Here's why I ask this question: if morality obligates us to care for weak and the poor, then why does this obligation not extend to all living things rather than just to people? Nietzsche said something like 'one negotiates with equals; one does not negotiate with inferiors, one simply takes what one wants from them'. This would be a description of motivation from self-interest, I think. If our sense of obligation extends only as far as people, then how can we criticize a rich and powerful person who restricts their range of obligation to only those who are nearly as rich and powerful as they are?

Thinking about this right now, it dawns on me that the poor are powerful in large numbers, as the reign of terror during the period of the French revolution shows. Is that it? Is the principle that morality should be based on the idea that we are only obligated to those who can affect us significantly? Or, is morality a "custom": patterns of habitual behavior which form our personality? In this case, few effect the individual as much as the individual affects him or her self. By our behavior we set the de-facto "rules" of the game called "Existence" or "Life" or "Civil Society" because others see our behaviors, or the effects of our behaviours, and follow suit to compete for survival. Here morality might be providing us with rules for cooperation so that we are not distracted from work, sleep, education and the other endeavors that we would not be able to undertake if we had to spend all our time protecting our interests from others who are not constrained by the rules of morality. Again, this is self-interest. It is mutually beneficial, but still motivated by self-interest. But if self-interest is the principle in play, why don't the superior individuals gang together with only other superior individuals and play as a team against the poor and weak?
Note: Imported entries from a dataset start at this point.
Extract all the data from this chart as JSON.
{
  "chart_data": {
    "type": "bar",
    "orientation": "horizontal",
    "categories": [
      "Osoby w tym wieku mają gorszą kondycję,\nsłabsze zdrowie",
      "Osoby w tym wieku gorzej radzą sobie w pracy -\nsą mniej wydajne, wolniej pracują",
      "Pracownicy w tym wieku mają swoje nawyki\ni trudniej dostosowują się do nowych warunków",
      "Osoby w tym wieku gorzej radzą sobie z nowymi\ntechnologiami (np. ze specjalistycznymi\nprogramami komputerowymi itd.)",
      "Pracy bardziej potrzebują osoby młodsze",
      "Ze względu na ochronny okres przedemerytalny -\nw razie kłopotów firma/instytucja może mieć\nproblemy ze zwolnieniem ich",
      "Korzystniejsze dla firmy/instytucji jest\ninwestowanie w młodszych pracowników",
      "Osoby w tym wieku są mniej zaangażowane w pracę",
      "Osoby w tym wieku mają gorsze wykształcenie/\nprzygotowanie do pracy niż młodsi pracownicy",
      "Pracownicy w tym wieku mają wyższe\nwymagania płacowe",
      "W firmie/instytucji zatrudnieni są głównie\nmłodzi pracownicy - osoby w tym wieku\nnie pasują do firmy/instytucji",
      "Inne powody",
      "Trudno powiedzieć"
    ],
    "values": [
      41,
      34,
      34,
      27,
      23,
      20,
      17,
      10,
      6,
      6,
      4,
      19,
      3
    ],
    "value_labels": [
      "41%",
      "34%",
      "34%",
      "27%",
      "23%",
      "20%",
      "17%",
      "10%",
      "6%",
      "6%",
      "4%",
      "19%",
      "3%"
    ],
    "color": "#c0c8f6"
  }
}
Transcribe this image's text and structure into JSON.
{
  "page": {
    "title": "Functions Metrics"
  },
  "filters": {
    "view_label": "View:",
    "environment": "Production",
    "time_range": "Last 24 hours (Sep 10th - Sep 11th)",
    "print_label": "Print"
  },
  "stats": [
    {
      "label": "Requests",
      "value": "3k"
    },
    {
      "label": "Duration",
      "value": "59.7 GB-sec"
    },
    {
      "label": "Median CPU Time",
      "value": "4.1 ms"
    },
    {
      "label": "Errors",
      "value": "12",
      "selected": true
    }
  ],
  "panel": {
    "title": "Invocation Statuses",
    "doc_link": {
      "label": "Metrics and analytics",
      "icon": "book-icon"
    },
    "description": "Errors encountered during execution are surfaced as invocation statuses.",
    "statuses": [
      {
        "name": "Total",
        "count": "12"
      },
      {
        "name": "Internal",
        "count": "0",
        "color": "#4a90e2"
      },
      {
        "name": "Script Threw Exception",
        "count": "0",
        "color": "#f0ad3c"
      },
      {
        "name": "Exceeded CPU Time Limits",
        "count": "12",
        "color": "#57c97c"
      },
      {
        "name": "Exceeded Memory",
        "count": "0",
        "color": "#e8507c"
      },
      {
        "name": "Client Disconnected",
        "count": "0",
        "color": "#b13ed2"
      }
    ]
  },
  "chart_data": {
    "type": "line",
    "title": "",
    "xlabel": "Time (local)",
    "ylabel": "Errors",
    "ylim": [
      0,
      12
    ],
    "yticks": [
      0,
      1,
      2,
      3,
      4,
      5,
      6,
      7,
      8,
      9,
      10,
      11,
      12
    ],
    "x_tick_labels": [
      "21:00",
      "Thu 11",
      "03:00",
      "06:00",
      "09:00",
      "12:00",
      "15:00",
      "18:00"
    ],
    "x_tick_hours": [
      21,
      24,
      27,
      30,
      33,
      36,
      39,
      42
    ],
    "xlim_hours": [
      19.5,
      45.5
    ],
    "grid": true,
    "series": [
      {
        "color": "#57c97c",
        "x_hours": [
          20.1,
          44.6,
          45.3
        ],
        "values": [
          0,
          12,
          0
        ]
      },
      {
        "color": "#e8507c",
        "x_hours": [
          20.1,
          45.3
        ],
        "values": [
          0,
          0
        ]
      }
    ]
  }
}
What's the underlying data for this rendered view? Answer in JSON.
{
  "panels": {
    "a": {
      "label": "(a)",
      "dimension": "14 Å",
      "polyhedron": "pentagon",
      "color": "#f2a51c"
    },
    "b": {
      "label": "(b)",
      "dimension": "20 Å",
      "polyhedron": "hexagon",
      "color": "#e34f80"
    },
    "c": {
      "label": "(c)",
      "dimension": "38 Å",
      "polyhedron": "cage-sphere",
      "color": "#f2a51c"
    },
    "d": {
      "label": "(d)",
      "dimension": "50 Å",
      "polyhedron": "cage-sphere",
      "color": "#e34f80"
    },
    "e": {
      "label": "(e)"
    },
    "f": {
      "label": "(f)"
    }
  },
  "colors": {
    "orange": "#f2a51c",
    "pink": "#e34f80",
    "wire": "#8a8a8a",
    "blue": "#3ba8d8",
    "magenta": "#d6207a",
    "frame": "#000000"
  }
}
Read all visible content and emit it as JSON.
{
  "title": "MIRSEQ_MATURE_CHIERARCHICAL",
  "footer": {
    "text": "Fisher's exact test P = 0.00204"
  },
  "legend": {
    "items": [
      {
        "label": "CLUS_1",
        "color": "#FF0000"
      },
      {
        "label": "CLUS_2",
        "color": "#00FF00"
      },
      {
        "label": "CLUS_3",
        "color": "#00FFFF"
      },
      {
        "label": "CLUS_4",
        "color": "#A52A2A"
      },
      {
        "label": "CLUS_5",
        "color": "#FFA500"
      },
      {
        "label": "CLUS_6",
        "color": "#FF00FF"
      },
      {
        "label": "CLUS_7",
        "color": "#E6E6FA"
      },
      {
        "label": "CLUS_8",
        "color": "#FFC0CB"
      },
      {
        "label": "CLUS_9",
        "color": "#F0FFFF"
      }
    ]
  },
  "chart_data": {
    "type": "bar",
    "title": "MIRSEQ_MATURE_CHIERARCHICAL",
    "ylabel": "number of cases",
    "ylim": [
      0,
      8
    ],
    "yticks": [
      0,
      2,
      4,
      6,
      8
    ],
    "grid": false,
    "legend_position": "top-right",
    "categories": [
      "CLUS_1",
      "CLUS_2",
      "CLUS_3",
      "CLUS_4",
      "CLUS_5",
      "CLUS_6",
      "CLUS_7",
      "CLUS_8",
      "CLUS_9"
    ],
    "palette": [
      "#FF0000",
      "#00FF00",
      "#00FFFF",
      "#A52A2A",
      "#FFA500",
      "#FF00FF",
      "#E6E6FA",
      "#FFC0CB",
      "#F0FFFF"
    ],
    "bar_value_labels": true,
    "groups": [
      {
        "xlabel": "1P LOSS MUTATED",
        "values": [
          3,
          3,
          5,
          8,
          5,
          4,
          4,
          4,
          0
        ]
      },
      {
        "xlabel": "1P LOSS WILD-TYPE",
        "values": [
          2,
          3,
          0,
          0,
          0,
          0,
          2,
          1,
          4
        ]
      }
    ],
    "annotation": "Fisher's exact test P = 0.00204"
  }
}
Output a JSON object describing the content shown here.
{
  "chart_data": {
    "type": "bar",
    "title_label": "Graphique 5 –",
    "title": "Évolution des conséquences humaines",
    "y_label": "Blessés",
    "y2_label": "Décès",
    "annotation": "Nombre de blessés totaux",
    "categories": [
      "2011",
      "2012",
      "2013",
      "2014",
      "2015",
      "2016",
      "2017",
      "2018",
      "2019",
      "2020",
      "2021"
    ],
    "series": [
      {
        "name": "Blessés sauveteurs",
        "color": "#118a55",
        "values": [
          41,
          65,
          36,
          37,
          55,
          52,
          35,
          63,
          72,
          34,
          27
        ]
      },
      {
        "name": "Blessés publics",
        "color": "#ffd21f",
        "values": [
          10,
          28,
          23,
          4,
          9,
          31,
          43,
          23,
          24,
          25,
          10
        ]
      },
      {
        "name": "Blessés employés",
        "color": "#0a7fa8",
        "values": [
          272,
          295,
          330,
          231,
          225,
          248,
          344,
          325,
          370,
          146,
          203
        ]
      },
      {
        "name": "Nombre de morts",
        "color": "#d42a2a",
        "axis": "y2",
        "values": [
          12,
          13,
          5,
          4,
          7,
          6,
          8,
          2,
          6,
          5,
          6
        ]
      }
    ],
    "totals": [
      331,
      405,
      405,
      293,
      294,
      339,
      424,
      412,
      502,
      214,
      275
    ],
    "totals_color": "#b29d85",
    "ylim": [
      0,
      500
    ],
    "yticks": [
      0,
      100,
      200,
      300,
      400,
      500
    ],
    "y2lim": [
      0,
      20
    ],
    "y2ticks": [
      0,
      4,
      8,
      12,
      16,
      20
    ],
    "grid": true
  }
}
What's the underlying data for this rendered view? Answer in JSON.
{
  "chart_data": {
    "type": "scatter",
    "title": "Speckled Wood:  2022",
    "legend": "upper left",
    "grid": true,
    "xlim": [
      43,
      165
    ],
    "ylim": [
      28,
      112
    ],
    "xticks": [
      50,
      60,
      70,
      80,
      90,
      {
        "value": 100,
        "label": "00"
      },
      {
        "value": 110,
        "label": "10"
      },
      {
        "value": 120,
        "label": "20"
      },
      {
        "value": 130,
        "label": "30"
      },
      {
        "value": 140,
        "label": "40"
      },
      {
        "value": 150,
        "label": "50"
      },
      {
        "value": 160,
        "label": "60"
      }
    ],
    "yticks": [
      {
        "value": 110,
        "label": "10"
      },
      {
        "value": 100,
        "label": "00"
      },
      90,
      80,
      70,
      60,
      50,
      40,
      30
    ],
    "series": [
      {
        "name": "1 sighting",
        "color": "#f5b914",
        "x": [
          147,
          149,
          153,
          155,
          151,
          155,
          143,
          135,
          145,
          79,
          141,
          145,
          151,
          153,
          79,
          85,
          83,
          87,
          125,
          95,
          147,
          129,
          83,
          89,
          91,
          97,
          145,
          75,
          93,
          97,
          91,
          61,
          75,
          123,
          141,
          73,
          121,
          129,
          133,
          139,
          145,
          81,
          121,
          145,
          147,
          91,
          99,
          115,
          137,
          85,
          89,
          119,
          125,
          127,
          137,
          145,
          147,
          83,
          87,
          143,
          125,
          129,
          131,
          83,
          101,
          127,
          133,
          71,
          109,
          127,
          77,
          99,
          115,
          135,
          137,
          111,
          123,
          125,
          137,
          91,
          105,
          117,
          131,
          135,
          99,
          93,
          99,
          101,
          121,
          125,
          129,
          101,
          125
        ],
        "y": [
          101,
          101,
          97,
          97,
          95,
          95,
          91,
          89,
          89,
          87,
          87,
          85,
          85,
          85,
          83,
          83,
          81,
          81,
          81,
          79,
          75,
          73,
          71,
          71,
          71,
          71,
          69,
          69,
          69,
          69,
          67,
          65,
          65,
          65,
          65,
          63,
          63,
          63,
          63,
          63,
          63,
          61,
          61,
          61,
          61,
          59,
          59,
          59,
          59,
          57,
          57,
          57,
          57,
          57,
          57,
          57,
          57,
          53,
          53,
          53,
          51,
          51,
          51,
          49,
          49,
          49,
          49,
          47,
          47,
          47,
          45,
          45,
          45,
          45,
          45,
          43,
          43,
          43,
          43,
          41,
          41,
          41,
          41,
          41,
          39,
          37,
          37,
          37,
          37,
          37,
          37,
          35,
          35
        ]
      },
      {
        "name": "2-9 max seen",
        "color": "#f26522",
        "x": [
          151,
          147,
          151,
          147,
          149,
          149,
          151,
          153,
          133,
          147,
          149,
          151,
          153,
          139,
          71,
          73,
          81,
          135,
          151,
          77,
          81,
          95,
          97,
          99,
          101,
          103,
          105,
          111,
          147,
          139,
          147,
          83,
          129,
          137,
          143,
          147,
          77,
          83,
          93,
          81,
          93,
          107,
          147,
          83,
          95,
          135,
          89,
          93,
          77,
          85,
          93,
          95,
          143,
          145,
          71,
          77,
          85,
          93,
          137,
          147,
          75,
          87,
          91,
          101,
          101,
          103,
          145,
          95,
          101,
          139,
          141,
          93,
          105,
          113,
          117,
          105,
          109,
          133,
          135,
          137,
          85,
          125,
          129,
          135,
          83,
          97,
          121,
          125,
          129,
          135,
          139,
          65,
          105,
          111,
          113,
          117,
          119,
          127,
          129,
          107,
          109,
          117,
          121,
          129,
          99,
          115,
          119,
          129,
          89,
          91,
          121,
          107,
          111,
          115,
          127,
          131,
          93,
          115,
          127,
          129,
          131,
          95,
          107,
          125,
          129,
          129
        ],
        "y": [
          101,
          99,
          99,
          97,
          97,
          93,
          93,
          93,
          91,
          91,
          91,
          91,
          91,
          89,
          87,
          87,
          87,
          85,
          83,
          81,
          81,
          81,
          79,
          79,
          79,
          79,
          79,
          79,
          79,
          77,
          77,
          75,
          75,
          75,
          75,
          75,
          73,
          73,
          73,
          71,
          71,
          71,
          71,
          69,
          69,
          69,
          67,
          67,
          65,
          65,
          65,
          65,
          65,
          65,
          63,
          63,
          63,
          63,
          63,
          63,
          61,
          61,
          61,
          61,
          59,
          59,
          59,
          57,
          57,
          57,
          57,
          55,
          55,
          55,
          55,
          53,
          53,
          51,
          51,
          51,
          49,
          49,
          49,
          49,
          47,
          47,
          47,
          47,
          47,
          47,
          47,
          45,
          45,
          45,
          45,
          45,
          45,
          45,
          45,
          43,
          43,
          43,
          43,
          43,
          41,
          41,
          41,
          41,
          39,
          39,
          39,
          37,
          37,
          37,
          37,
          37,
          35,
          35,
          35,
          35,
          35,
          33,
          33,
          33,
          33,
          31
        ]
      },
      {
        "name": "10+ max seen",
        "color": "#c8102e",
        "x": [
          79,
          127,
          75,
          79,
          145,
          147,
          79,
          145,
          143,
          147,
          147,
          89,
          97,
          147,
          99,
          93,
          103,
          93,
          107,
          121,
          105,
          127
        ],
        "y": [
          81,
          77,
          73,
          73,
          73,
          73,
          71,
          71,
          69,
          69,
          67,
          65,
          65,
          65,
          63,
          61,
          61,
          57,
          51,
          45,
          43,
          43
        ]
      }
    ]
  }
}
Again, the reason I am asking this is because I think we have moral obligations to all living things, and not just to our equals or just to people. The problem I am having is determining whether this is grounded on good principles which can be logically determined or is this just a sentimental impulse, perhaps some vestigial instinct left over from our evolutionary heritage, as per Steven Pinker's "The Moral Instinct" http://www.nytimes.com/2008/01/13/magazine/13Psychology-t.html?pagewanted=1&_r=1&ei=5089&en=18a8d2d348782cdb&ex=1357880400&partner=rssyahoo&emc=rss, a very interesting article from the New York Times online.

Please note, I am not looking for mere agreement that others feel obligated to care for the weak, poor, inferior or other species; I am looking for *reasons* why this is so, reasons that even a machine could understand; i.e. logically explicable.